Ségurant, le chevalier au dragon, Seuil Jeunesse

Ségurant, un livre au seuil jeunesse sur l'aventure du médiéviste et ses recherches

Le parti-pris de cet ouvrage est de faire découvrir, de manière illustrée, la quête entreprise par le chercheur et les méthodes utilisées pour mettre au jour le chevalier arthurien oublié.

Mettre à la portée des jeunes publics son métier de paléographe archiviste et ses recherches dans les manuscrits, reste un moyen original de partager ses péripéties, tout en suscitant des vocations. C’est plutôt une bonne idée dans laquelle transparaît le pédagogue et professeur qu’est aussi Emanuele Arioli.

Le Chevalier au Dragon, la BD chez Dargaud

Ségurant, le chevalier au Dragon, sorti en BD chez Dargaud

Avec ce dernier format sous le mode pure BD, l’auteur-chercheur se propose de faire découvrir Ségurant d’une autre manière encore. Pour les besoins du scénario et du format, il se permet ici quelques incursions un peu plus fictionnelles. Elles permettent notamment de combler quelques vides laissés par les aventures reconstituées du chevalier arthurien.

Tous les produits sus-décrits sont à la vente chez tout bon libraire. Aussi, n’hésitez pas à les visiter pour leur commander. Pour ceux qui sont dans des zones privées de librairies ou même hors de France, vous pourrez, bien entendu, retrouver tous ces ouvrages dans les librairies en ligne. Voici un lien utile à cet effet.

Des productions complémentaires

Pour une histoire sortie d’un labo de recherches, l’idée d’une sortie rapprochée sur tous ces supports est assez novatrice. En fait de redondances, il faut plutôt y voir une heureuse complémentarité. En plus de toucher divers publics, ces différentes productions papier se renvoient, en effet, la balle de manière plutôt heureuse.

A l’heure où il est si difficile de s’arracher aux écrans pour se plonger dans de saines lectures, la BD est un bon moyen d’entrer dans l’histoire pour les aficionados du format illustré et pour les plus jeunes. Elle peut, par la suite, susciter l’envie d’aller chercher aux racines du texte médiéval dans le ou les livres disponibles. Aurait-on trouvé une nouvelle façon d’envisager le retour à la lecture par l’image papier et la BD ? Le sujet s’y prête mais l’originalité de cette triple sortie reste à saluer.

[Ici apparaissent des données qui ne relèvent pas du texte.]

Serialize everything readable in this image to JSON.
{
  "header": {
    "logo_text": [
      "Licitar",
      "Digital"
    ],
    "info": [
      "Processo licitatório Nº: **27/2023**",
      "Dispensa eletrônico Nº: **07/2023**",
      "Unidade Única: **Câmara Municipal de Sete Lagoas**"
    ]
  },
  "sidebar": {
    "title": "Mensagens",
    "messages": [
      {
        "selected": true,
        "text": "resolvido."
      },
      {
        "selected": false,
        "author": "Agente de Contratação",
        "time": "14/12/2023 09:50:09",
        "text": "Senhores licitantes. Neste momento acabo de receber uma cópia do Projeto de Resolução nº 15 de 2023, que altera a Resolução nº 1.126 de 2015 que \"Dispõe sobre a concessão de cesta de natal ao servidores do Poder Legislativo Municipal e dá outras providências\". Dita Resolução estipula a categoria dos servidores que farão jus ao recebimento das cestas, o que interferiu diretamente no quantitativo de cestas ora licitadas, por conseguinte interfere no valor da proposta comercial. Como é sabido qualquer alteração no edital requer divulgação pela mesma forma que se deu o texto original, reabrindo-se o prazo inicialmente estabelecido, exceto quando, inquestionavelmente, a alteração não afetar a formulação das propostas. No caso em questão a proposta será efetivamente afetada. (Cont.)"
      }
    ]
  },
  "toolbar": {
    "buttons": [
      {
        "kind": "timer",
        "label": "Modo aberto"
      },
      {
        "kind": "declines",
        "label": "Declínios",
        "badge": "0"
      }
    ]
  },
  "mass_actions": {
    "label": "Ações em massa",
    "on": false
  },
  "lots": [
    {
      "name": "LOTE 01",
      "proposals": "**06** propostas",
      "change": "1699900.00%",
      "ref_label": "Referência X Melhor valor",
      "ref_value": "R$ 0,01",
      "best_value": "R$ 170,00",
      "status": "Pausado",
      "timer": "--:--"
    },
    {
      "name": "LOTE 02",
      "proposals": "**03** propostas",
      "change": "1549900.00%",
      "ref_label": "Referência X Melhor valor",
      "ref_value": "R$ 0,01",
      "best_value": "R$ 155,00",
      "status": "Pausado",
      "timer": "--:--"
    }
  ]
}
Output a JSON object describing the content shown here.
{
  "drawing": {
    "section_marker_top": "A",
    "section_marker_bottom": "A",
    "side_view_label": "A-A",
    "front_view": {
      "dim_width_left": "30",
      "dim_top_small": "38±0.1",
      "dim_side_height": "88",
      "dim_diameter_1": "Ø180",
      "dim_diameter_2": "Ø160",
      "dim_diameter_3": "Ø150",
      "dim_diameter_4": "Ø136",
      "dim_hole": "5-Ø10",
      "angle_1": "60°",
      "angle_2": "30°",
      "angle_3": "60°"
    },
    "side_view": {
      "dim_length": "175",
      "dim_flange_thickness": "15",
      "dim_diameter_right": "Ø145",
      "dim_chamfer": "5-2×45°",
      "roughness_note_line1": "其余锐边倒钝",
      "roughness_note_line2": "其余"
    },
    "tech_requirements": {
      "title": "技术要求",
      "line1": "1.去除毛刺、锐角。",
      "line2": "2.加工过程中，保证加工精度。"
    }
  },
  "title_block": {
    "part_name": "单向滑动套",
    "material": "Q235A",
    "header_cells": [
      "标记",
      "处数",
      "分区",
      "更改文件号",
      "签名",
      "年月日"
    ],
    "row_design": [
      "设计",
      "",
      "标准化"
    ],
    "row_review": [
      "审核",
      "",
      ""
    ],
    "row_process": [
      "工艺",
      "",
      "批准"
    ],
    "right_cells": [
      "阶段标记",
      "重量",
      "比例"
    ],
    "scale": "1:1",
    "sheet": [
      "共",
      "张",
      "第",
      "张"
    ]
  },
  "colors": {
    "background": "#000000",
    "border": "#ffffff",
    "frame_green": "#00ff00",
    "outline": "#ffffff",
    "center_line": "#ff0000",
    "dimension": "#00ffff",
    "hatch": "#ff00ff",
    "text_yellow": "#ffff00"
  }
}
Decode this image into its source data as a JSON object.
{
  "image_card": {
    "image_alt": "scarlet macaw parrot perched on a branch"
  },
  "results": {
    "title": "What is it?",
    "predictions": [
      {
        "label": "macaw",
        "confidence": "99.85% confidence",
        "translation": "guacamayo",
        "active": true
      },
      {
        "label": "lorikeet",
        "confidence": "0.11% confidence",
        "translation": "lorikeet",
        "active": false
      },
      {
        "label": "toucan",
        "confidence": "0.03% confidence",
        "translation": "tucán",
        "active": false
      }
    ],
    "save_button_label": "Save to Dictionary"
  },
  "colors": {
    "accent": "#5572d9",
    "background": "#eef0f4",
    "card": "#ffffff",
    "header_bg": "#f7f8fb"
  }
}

Documentaires et conférences

Dans la foulée de toutes ses sorties, l’auteur a également travaillé, de concert, avec la chaîne de télévision Arte sur un documentaire qui vient tout juste de sortir (le 25 novembre). La réalisatrice et l’auteur ont fait le choix d’y présenter, en parallèle, les aventures filmées de l’archiviste-paléographe et celle du chevalier Ségurant en format animation.

On espère que ce format participera de la dynamique de distribution des produits et ne l’éteindra pas comme c’est trop souvent le cas. On connait hélas trop l’effet « j’ai vu le film, pas besoin de lire le livre » (l’écran, encore lui). Quoi qu’il en soit, l’auteur, comme les publics ayant déjà vu ce documentaire, ont l’air de s’en déclarer largement satisfaits.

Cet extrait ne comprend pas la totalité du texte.